The Bootleg fire in southern Oregon is now 976 square miles and largely untouched, authorities say.

Forecasts said dry, unstable and windy conditions will continue to fuel a large forest fire in the state of Oregon in the United States, while firefighters are battling the largely uncontrolled fire that is now larger than the New Orleans area. York.

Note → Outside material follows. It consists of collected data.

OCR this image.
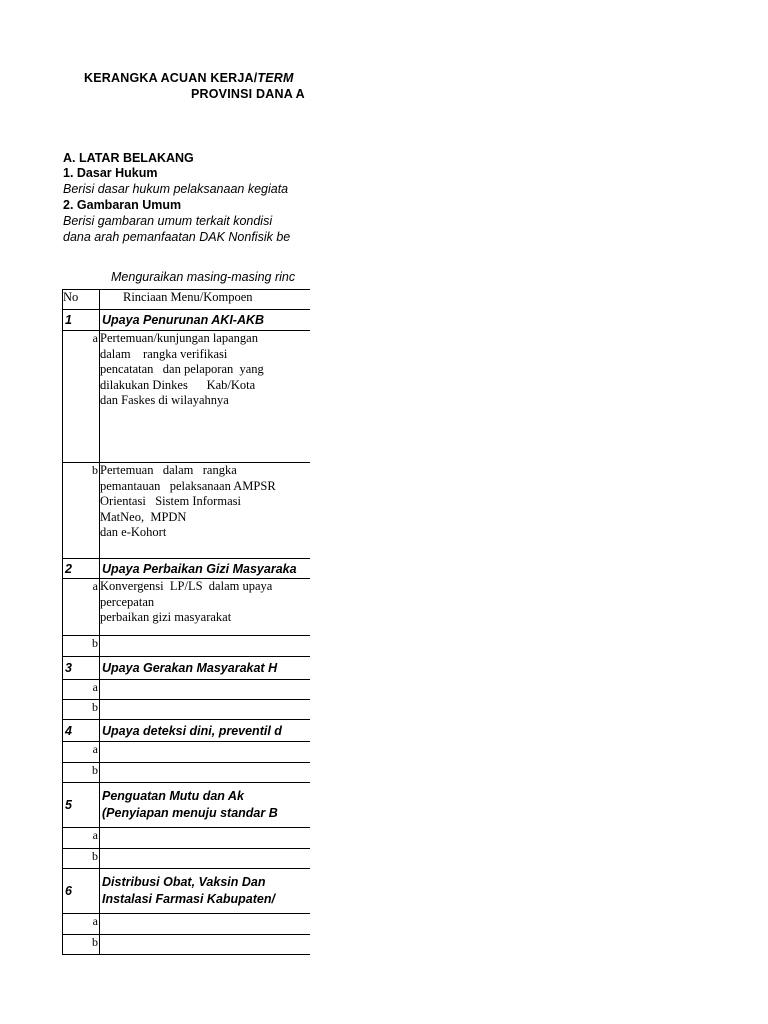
KERANGKA ACUAN KERJA/TERM
PROVINSI DANA A
A. LATAR BELAKANG
1. Dasar Hukum
Berisi dasar hukum pelaksanaan kegiata
2. Gambaran Umum
Berisi gambaran umum terkait kondisi
dana arah pemanfaatan DAK Nonfisik be
Menguraikan masing-masing rinc
No	Rinciaan Menu/Kompoen
1	Upaya Penurunan AKI-AKB
a	Pertemuan/kunjungan lapangan
dalam    rangka verifikasi
pencatatan   dan pelaporan  yang
dilakukan Dinkes      Kab/Kota
dan Faskes di wilayahnya
b	Pertemuan   dalam   rangka
pemantauan   pelaksanaan AMPSR
Orientasi   Sistem Informasi
MatNeo,  MPDN
dan e-Kohort
2	Upaya Perbaikan Gizi Masyaraka
a	Konvergensi  LP/LS  dalam upaya
percepatan
perbaikan gizi masyarakat
b	
3	Upaya Gerakan Masyarakat H
a	
b	
4	Upaya deteksi dini, preventil d
a	
b	
5	Penguatan Mutu dan Ak
(Penyiapan menuju standar B

a	
b	
6	Distribusi Obat, Vaksin Dan
Instalasi Farmasi Kabupaten/

a	
b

More than 2,100 firefighters were again fighting to contain the vast Bootleg fire that raged in southern Oregon, near the California border, while some were forced to withdraw when the fire spread in the middle of the quarter. intense summer heat wave.

California, hit by its own fires, vowed to send firefighters to help in Oregon.

An initial review Friday showed the Bootleg Fire destroyed 67 houses and 117 outbuildings during the night in a county, while forcing 2000 people to evacuate. Another 5,000 buildings, including smaller homes and structures in a rural area just north of the California border, are also under threat, fire spokeswoman Holly Krake said.

Active flames grow 322km (200 miles) long from the perimeter of the fire, he said, and are expected to melt with a smaller, but equally explosive fire at night.

The Bootleg fireplace is now 976 square miles (377 square miles) – larger than the New York City area – and remains only seven percent controlled, according to the site InciWeb.

“(U) fire remains very active with significant surface growth due to hot, dry and windy conditions,” the official site said.

“We are likely to continue to see the growth of fire over miles and miles of active fire line,” Krake said. “We continue to add thousands of acres a day, and it has the potential every day, waiting for weekends, to continue those three to four miles.”

Smoke rises from the Dixie Fire burning along Highway 70 in Plumas National Forest, California, on July 16. [Noah Berger/AP Photo]

A red flag weather warning has been issued for the area until Saturday evening.

“We had record heat, and only the worst possible conditions at the time,” Suzanne Flory, a spokeswoman for the U.S. Forest Service, told the Oregonian newspaper.

Extreme heat and drought conditions have fueled fires in the western United States and Canada in recent weeks – and have expanded firefighting resources to their limits.

Canada has brought in about 100 firefighters from Mexico to reinforce its exhausted counterparts in northwestern Ontario, provincial authorities have said.

Canadian officials predict high temperatures in the coming days from Alberta to Ontario – even nothing like the record 121 degrees Fahrenheit (49.6 degrees Celsius) recorded near Vancouver three weeks ago.

That heat wave has contributed to hundreds of deaths only in British Columbia, authorities said.

Meanwhile, air quality alerts have been issued in four western provinces of Canada.

Scientists say current heat waves would have been “virtually impossible” without man-made climate change.